How reliable is RPZ in production? I'm seeing flakiness in testing.

Tue Jan 6 23:43:13 UTC 2015

Hi Anne,

We've been using RPZ in production for over six months, and haven't
had any serious issues.  We haven't encountered this specific type of
flakiness, but then again, it's likely our configs and bind versions
aren't the same either: we do our quarantining at layer 2.

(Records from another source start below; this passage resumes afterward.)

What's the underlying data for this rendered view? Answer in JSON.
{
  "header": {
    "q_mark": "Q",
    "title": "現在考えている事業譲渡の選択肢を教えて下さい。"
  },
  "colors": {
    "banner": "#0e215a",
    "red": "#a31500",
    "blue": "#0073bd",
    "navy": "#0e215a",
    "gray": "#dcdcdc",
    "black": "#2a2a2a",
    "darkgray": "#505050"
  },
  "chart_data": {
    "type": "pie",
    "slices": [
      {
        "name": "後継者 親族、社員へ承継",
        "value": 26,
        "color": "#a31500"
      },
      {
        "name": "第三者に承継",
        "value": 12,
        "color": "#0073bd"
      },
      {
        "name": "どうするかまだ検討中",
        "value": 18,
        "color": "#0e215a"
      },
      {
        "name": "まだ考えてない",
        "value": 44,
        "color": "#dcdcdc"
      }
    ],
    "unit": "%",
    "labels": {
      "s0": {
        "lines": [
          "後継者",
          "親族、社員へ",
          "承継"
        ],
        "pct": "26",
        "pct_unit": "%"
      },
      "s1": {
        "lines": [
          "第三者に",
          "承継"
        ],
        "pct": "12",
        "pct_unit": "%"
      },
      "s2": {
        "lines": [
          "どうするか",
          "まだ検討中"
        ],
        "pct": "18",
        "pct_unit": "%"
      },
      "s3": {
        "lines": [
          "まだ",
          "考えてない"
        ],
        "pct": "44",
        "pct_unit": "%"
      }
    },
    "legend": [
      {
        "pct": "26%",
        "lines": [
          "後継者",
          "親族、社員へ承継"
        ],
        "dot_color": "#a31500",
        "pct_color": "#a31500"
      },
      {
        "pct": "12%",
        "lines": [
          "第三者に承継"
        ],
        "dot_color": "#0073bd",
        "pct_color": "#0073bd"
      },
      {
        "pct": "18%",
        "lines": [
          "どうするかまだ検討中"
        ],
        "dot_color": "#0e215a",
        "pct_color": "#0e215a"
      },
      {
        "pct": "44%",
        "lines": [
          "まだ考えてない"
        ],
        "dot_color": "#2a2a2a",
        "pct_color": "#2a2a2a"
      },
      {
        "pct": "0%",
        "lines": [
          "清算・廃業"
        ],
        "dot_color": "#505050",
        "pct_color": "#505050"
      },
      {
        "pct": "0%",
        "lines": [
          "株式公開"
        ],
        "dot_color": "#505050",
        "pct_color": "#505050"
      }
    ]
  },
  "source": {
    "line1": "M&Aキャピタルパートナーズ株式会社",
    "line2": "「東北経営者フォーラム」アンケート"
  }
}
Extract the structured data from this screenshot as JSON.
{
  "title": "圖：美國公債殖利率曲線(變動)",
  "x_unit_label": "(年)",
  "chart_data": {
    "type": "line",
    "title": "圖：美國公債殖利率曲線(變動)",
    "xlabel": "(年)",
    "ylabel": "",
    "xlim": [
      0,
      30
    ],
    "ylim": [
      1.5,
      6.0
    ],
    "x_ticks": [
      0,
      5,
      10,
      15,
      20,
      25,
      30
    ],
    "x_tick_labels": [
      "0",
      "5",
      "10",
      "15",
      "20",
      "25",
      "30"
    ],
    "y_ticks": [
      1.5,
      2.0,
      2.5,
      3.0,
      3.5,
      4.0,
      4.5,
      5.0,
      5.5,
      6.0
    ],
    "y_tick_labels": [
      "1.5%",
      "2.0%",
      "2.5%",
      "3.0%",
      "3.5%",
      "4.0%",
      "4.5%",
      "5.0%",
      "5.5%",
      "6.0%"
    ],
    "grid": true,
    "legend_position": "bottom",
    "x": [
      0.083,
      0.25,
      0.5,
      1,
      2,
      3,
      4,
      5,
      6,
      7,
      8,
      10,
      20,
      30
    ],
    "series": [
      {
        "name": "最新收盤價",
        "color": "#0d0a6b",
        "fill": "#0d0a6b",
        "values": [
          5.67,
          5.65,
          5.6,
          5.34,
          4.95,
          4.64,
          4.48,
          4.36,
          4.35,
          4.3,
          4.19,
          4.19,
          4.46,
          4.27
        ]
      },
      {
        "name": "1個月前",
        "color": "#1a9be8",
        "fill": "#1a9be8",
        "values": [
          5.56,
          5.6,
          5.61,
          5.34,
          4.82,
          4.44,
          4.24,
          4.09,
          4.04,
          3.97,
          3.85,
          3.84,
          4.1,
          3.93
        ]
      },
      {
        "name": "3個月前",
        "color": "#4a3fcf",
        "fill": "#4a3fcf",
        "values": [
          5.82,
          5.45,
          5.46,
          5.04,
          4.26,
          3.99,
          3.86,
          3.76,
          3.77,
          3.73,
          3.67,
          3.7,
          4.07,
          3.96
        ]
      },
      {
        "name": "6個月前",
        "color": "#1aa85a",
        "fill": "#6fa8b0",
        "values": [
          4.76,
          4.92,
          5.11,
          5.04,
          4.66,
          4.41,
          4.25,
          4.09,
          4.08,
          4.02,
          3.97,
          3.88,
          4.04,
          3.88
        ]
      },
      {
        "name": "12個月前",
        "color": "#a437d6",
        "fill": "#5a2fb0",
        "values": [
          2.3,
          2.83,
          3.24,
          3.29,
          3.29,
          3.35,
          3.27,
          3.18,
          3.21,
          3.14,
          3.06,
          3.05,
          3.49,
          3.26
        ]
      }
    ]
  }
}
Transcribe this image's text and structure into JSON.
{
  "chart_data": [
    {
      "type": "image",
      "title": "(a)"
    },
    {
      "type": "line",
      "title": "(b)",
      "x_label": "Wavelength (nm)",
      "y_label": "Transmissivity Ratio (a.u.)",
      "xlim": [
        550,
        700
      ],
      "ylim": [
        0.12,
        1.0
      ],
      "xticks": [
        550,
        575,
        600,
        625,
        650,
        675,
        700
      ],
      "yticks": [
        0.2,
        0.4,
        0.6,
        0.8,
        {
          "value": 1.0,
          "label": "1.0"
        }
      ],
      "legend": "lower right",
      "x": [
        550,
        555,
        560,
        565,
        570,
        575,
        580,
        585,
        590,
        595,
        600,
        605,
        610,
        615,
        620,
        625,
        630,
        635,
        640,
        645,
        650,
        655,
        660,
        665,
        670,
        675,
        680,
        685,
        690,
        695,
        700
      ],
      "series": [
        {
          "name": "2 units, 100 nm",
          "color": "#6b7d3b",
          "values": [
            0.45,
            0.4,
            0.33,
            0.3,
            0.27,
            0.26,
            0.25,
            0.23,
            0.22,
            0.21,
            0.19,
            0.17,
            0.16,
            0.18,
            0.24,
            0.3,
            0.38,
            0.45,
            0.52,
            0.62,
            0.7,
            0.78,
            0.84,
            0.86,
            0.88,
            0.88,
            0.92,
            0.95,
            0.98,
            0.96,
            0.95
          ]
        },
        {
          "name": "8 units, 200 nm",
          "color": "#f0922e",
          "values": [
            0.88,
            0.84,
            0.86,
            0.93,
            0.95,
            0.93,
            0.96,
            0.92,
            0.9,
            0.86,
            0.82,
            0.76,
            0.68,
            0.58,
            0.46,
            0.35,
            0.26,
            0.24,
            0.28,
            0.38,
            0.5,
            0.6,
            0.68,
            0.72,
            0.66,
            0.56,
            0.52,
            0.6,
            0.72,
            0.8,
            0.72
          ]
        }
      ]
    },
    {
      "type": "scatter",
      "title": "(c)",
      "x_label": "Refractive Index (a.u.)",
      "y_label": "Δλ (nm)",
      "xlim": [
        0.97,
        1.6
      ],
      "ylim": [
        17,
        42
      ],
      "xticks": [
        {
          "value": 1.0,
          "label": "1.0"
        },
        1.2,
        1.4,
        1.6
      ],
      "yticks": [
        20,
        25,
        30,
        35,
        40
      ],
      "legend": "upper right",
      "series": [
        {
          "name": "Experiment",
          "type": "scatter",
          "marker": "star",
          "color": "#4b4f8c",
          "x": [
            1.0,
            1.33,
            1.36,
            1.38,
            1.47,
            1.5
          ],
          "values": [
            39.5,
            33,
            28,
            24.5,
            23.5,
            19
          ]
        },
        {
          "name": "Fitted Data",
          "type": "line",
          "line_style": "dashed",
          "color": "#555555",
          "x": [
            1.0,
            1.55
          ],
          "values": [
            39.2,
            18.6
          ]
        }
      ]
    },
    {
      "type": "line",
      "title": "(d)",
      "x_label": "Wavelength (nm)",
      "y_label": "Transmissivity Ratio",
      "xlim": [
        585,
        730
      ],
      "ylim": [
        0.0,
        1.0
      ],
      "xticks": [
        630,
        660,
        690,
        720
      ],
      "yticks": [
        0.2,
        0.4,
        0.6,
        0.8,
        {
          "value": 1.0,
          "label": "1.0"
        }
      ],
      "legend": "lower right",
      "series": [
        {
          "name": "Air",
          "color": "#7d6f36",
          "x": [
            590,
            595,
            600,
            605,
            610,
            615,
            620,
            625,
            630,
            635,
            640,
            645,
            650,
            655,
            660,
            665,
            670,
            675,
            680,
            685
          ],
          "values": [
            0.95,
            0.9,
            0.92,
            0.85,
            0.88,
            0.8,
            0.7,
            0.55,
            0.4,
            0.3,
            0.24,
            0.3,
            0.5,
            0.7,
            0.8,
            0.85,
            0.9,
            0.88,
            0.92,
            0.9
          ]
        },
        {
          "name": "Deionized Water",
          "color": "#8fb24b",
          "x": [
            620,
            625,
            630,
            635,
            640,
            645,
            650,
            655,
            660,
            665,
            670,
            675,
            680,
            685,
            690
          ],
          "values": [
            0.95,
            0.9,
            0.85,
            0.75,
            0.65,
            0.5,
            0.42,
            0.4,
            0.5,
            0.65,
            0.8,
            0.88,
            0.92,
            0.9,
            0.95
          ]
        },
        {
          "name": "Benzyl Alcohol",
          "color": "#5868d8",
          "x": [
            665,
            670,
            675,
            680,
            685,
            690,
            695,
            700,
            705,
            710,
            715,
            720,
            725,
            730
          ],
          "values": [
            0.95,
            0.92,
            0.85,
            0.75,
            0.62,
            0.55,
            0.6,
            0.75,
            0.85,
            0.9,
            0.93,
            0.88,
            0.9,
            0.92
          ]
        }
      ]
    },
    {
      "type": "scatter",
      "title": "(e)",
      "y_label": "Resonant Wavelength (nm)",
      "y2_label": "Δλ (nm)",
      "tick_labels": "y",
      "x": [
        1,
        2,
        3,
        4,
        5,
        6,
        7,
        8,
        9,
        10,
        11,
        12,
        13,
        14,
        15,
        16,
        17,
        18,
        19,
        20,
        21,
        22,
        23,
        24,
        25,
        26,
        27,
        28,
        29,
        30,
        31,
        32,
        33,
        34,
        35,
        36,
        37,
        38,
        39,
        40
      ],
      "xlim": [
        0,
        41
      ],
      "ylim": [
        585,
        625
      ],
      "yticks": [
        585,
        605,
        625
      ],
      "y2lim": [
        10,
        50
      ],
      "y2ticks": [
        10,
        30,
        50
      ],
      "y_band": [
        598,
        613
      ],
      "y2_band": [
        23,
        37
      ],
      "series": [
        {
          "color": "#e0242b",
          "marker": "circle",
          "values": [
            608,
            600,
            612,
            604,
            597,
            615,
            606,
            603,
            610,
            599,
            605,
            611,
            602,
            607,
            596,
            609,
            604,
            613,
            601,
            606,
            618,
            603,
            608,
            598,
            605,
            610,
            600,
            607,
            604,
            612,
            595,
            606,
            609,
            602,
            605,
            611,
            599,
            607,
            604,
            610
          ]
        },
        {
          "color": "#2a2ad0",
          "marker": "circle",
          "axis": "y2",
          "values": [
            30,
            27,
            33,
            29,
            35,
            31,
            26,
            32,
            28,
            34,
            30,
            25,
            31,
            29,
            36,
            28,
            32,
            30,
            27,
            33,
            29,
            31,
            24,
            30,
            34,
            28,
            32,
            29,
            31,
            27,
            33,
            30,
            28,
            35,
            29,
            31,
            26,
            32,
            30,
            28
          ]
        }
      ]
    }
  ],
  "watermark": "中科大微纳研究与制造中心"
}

You might start things out by giving us your bind version and your
response-policy {} config.  Also print out the exact rules (one or two
examples should suffice) you're using for client quarantining --
that'll help narrow things down.  Also, how are you publishing to your
client quarantine zones?  Presumably you're using some sort of DDNS
publishing that gets triggered when a client does something
suspicious.

John
-- 
John Miller
Systems Engineer
Brandeis University
johnmill at brandeis.edu

On Tue, Jan 6, 2015 at 5:52 PM, Anne Bennett <anne at encs.concordia.ca> wrote:
> I'm playing with RPZ with a view to both quarantining internal
> compromised or vulnerable hosts, and capturing attempts at
> communication with known external bad hosts.  I start with a
> fairly extensive whitelist, to avoid "lying" about any of my own
> hosts, and to give truthful answers for patch sites, so that my
> users can patch their systems even when otherwise quarantined.
>
> The masters for my RPZs do not themselves use the zones
> for policy (nor do they recurse on queries).  However the
> nameservers that do recursive resolution for my network are
> slaves for those RPZs, and *do* use them for policy.
>
> My set-up works, but sporadically - it's as though the RPZs wink
> in and out of use for no apparent reason, even when I'm not
> changing the data.  At one point while testing last December,
> my by-client-IP test quarantine rule just stopped matching
> (based on no logged hits, and no redirection of my queries
> from the quarantined host).  Only a restart of named on the
> resolver brought the quarantine back, but then the whitelist
> worked only partially.
>
> I don't know what to make of this; it looks as though the
> technology is several years old, and my experience with ISC
> bind is usually excellent.  Has anyone else encountered this
> type of flakiness?
>
> If not, any advice about how to debug this?